Did I tell you about his pack – it was like his house or car. He never threw anything away “because you never know if you’ll need it” extra batteries, a candle, shoelaces, Tabasco sauce, Swiss cheese you name it he had it. His red kelty pack probably had 30 pounds of “you never know if you’ll need it” stuff. Rare teas in tins, cocoa, when we were older a nip of brandy – you wanted something he had it. He always set up his stove next to his sleeping bag so he could have coffee in bed. Once he even pulled out an LA Times he hadn’t had a chance to read yet – it was the Sunday edition!
Art could walk all day, but the distance he covered not determined by his speed, the steepness or quality of the trail, but by the number of people he met on the trail. He talked to everyone, usually getting their entire life story.
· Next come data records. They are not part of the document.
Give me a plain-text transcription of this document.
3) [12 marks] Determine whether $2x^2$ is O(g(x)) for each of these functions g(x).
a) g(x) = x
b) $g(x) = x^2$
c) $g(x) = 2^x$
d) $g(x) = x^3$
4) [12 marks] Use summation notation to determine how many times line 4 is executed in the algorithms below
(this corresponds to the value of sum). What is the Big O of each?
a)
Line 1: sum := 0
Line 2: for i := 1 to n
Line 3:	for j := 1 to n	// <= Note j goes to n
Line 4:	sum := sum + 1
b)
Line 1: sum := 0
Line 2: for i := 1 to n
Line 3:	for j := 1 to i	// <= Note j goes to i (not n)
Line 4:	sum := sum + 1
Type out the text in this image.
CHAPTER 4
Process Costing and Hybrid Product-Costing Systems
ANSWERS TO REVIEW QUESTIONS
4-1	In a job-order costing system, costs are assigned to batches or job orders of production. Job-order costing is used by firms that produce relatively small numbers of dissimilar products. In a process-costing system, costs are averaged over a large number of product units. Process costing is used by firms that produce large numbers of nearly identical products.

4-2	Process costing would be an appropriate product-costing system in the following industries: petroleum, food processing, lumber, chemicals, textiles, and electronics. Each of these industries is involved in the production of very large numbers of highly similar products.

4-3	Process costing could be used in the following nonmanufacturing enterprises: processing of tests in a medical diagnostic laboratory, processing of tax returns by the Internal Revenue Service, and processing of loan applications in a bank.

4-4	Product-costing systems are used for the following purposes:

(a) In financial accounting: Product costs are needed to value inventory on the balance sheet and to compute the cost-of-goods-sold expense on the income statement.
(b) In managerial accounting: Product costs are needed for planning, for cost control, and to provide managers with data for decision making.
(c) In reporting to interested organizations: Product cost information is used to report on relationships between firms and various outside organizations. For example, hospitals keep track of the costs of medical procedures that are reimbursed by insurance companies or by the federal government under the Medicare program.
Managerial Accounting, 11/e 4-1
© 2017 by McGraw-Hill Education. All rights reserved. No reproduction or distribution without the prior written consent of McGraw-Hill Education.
His favorite walks were long wanders through Giant Forest – any time, any season, any trail. He never tired of these giant – nor do I. He told me more than once that his ideal day was a walk in GF, a dinner at camp followed by an evening around the fire at camp...
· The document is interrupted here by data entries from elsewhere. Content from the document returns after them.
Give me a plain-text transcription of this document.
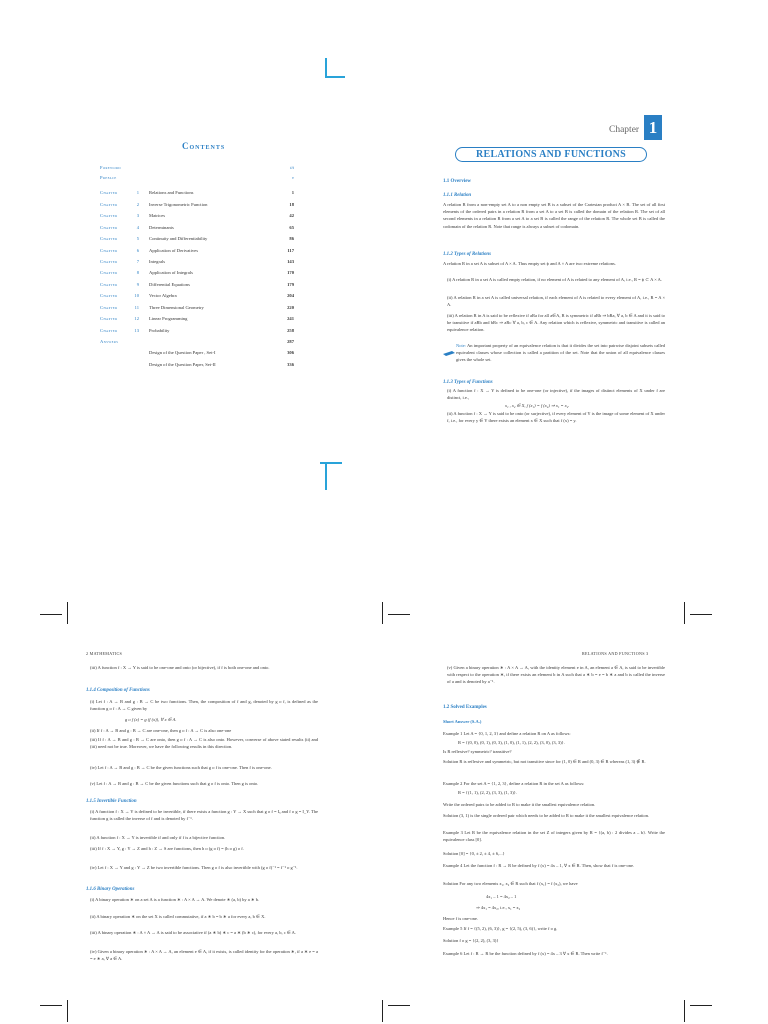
Contents
Foreword	iii
Preface	v
Chapter	1 Relations and Functions	1
Chapter	2 Inverse Trigonometric Function	18
Chapter	3 Matrices	42
Chapter	4 Determinants	65
Chapter	5 Continuity and Differentiability	86
Chapter	6 Application of Derivatives	117
Chapter	7 Integrals	143
Chapter	8 Application of Integrals	170
Chapter	9 Differential Equations	179
Chapter	10 Vector Algebra	204
Chapter	11 Three Dimensional Geometry	220
Chapter	12 Linear Programming	241
Chapter	13 Probability	258
Answers	287
Design of the Question Paper , Set-I	306
Design of the Question Paper, Set-II	336
Chapter 1
RELATIONS AND FUNCTIONS
1.1 Overview
1.1.1 Relation
A relation R from a non-empty set A to a non empty set B is a subset of the Cartesian product A × B. The set of all first elements of the ordered pairs in a relation R from a set A to a set B is called the domain of the relation R. The set of all second elements in a relation R from a set A to a set B is called the range of the relation R. The whole set B is called the codomain of the relation R. Note that range is always a subset of codomain.
1.1.2 Types of Relations
A relation R in a set A is subset of A × A. Thus empty set ϕ and A × A are two extreme relations.
(i) A relation R in a set A is called empty relation, if no element of A is related to any element of A, i.e., R = ϕ ⊂ A × A.
(ii) A relation R in a set A is called universal relation, if each element of A is related to every element of A, i.e., R = A × A.
(iii) A relation R in A is said to be reflexive if aRa for all a∈A, R is symmetric if aRb ⇒ bRa, ∀ a, b ∈ A and it is said to be transitive if aRb and bRc ⇒ aRc ∀ a, b, c ∈ A. Any relation which is reflexive, symmetric and transitive is called an equivalence relation.
Note: An important property of an equivalence relation is that it divides the set into pairwise disjoint subsets called equivalent classes whose collection is called a partition of the set. Note that the union of all equivalence classes gives the whole set.
1.1.3 Types of Functions
(i) A function f : X → Y is defined to be one-one (or injective), if the images of distinct elements of X under f are distinct, i.e.,
x₁ , x₂ ∈ X, f (x₁) = f (x₂) ⇒ x₁ = x₂.
(ii) A function f : X → Y is said to be onto (or surjective), if every element of Y is the image of some element of X under f, i.e., for every y ∈ Y there exists an element x ∈ X such that f (x) = y.
2 MATHEMATICS
(iii) A function f : X → Y is said to be one-one and onto (or bijective), if f is both one-one and onto.
1.1.4 Composition of Functions
(i) Let f : A → B and g : B → C be two functions. Then, the composition of f and g, denoted by g o f, is defined as the function g o f : A → C given by
g o f (x) = g (f (x)), ∀ x ∈ A.
(ii) If f : A → B and g : B → C are one-one, then g o f : A → C is also one-one
(iii) If f : A → B and g : B → C are onto, then g o f : A → C is also onto. However, converse of above stated results (ii) and (iii) need not be true. Moreover, we have the following results in this direction.
(iv) Let f : A → B and g : B → C be the given functions such that g o f is one-one. Then f is one-one.
(v) Let f : A → B and g : B → C be the given functions such that g o f is onto. Then g is onto.
1.1.5 Invertible Function
(i) A function f : X → Y is defined to be invertible, if there exists a function g : Y → X such that g o f = Iₓ and f o g = I_Y. The function g is called the inverse of f and is denoted by f⁻¹.
(ii) A function f : X → Y is invertible if and only if f is a bijective function.
(iii) If f : X → Y, g : Y → Z and h : Z → S are functions, then h o (g o f) = (h o g) o f.
(iv) Let f : X → Y and g : Y → Z be two invertible functions. Then g o f is also invertible with (g o f)⁻¹ = f⁻¹ o g⁻¹.
1.1.6 Binary Operations
(i) A binary operation ∗ on a set A is a function ∗ : A × A → A. We denote ∗ (a, b) by a ∗ b.
(ii) A binary operation ∗ on the set X is called commutative, if a ∗ b = b ∗ a for every a, b ∈ X.
(iii) A binary operation ∗ : A × A → A is said to be associative if (a ∗ b) ∗ c = a ∗ (b ∗ c), for every a, b, c ∈ A.
(iv) Given a binary operation ∗ : A × A → A, an element e ∈ A, if it exists, is called identity for the operation ∗, if a ∗ e = a = e ∗ a, ∀ a ∈ A.
RELATIONS AND FUNCTIONS 3
(v) Given a binary operation ∗ : A × A → A, with the identity element e in A, an element a ∈ A, is said to be invertible with respect to the operation ∗, if there exists an element b in A such that a ∗ b = e = b ∗ a and b is called the inverse of a and is denoted by a⁻¹.
1.2 Solved Examples
Short Answer (S.A.)
Example 1 Let A = {0, 1, 2, 3} and define a relation R on A as follows:
R = {(0, 0), (0, 1), (0, 3), (1, 0), (1, 1), (2, 2), (3, 0), (3, 3)}.
Is R reflexive? symmetric? transitive?
Solution R is reflexive and symmetric, but not transitive since for (1, 0) ∈ R and (0, 3) ∈ R whereas (1, 3) ∉ R.
Example 2 For the set A = {1, 2, 3}, define a relation R in the set A as follows:
R = {(1, 1), (2, 2), (3, 3), (1, 3)}.
Write the ordered pairs to be added to R to make it the smallest equivalence relation.
Solution (3, 1) is the single ordered pair which needs to be added to R to make it the smallest equivalence relation.
Example 3 Let R be the equivalence relation in the set Z of integers given by R = {(a, b) : 2 divides a – b}. Write the equivalence class [0].
Solution [0] = {0, ± 2, ± 4, ± 6,...}
Example 4 Let the function f : R → R be defined by f (x) = 4x – 1, ∀ x ∈ R. Then, show that f is one-one.
Solution For any two elements x₁, x₂ ∈ R such that f (x₁) = f (x₂), we have
4x₁ – 1 = 4x₂ – 1
⇒ 4x₁ = 4x₂, i.e., x₁ = x₂
Hence f is one-one.
Example 5 If f = {(5, 2), (6, 3)}, g = {(2, 5), (3, 6)}, write f o g.
Solution f o g = {(2, 2), (3, 3)}
Example 6 Let f : R → R be the function defined by f (x) = 4x – 3 ∀ x ∈ R. Then write f⁻¹.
I attribute my oldest son’s ability to read to Art, who probably never knew he was a reading teacher. One fall the three of us were at camp and five year old Max asked Art to read to him. Within five minutes Art has nodded off. Max woke him. Art read a while and nodded off again. After several rounds of this Max picked up the book and read it himself. Thanks, Art.
Our last long backpack together was the Deadman’s canyon loop – 60 miles while guiding six members of the park’s natural history association. We had both done the hike several times. All went well until we started the 3500 foot descent from Elizabeth Pass. Neither of us were happy - our knees were aching; we had been walking for six hours and still had three more miles to go. At the last creek crossing Art sat down and said he knew I wanted to go on but he wanted to camp– would I mind. I could have kissed him. It turned out to be the best camp of the trip.
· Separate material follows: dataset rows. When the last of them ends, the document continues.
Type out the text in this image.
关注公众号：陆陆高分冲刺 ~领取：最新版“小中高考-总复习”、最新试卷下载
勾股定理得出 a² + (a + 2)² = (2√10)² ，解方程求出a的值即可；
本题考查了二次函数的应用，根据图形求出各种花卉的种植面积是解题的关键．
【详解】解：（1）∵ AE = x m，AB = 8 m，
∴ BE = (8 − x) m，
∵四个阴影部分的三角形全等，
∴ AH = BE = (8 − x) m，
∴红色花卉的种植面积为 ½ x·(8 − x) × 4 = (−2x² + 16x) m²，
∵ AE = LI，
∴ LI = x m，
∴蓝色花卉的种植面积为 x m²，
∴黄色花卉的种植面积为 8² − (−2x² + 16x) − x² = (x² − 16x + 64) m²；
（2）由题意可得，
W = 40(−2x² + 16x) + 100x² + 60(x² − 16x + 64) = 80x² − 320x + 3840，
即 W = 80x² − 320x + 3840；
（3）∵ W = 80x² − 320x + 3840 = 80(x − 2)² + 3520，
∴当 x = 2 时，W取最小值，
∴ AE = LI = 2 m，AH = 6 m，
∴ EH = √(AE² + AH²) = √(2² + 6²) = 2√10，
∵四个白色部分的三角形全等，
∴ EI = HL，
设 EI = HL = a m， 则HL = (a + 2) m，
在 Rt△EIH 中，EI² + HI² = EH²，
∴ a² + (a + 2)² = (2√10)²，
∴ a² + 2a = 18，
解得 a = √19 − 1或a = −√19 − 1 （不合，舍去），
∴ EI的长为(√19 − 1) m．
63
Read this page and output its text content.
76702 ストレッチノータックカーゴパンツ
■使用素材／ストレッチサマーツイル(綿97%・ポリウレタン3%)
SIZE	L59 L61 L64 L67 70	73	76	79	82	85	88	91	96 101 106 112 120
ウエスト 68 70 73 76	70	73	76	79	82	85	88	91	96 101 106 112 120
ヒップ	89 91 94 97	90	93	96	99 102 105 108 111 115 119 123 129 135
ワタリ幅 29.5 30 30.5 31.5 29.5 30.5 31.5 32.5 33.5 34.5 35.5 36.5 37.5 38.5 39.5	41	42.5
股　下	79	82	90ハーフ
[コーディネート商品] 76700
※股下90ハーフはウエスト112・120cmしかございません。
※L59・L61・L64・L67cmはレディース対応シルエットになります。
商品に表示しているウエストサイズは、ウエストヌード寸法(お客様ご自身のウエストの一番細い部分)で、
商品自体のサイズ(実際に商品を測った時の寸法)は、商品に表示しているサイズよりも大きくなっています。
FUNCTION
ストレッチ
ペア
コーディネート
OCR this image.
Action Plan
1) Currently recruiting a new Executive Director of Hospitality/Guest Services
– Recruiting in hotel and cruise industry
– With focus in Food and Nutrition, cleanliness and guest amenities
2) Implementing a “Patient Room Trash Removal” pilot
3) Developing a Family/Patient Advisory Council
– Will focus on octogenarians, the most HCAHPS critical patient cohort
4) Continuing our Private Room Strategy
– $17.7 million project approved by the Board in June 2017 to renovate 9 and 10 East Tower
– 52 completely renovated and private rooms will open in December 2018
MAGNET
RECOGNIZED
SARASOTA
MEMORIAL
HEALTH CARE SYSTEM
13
After he retired Art worked with me for a few years. We were often on long road trips throughout the state. He had as story about every place he had been. While passing through camp Pendleton he told me he was stationed there during the Second World War as a medic. After training he waited for months to be sent out. He was anxious for something, anything. So when an unspecified special assignment came up and two volunteers were needed he and a friend jumped at it. Shortly after that the rest of the medics joined the marines about to assault Iwo Jima – many never returned. Art spent the rest of the war showing movies about the dangers of venereal disease to young marines.
Art was a friend when I needed one most - When my first wife was undergoing chemotherapy Art was the one who came by to sit with me for hours while I took care of her. He always made time for the truly important things.
His last visit to camp was in August 2002. He joined Alden Barber (founder of the camp in 1939 and former chief scout executive) and several former scouts from that era. They spent a weekend of eating too much, drinking too much and sharing a thousand stories of sequoia and the camp. Sadly they had not been to the Sierras for fifty years. Except for Art – he had missed only three summers since 1939 and that took a world war.
Several years ago he made me promise that I would see that his ashes would be taken to the Tablelands area he loved so much. My first reaction was are you trying to tell me something – he assured me he was just preparing for the inevitable A promise made is a debt unpaid and I am honored that Art asked for me to take back to the Sierra he loved so much.
Art always didn’t like to say goodbyes at Camp. He would leave at four in the morning to avoid them. Or, wait until we were all preoccupied with something else and slip away and then, Art was gone.
We’ll miss you Art – camp won’t be the same without you.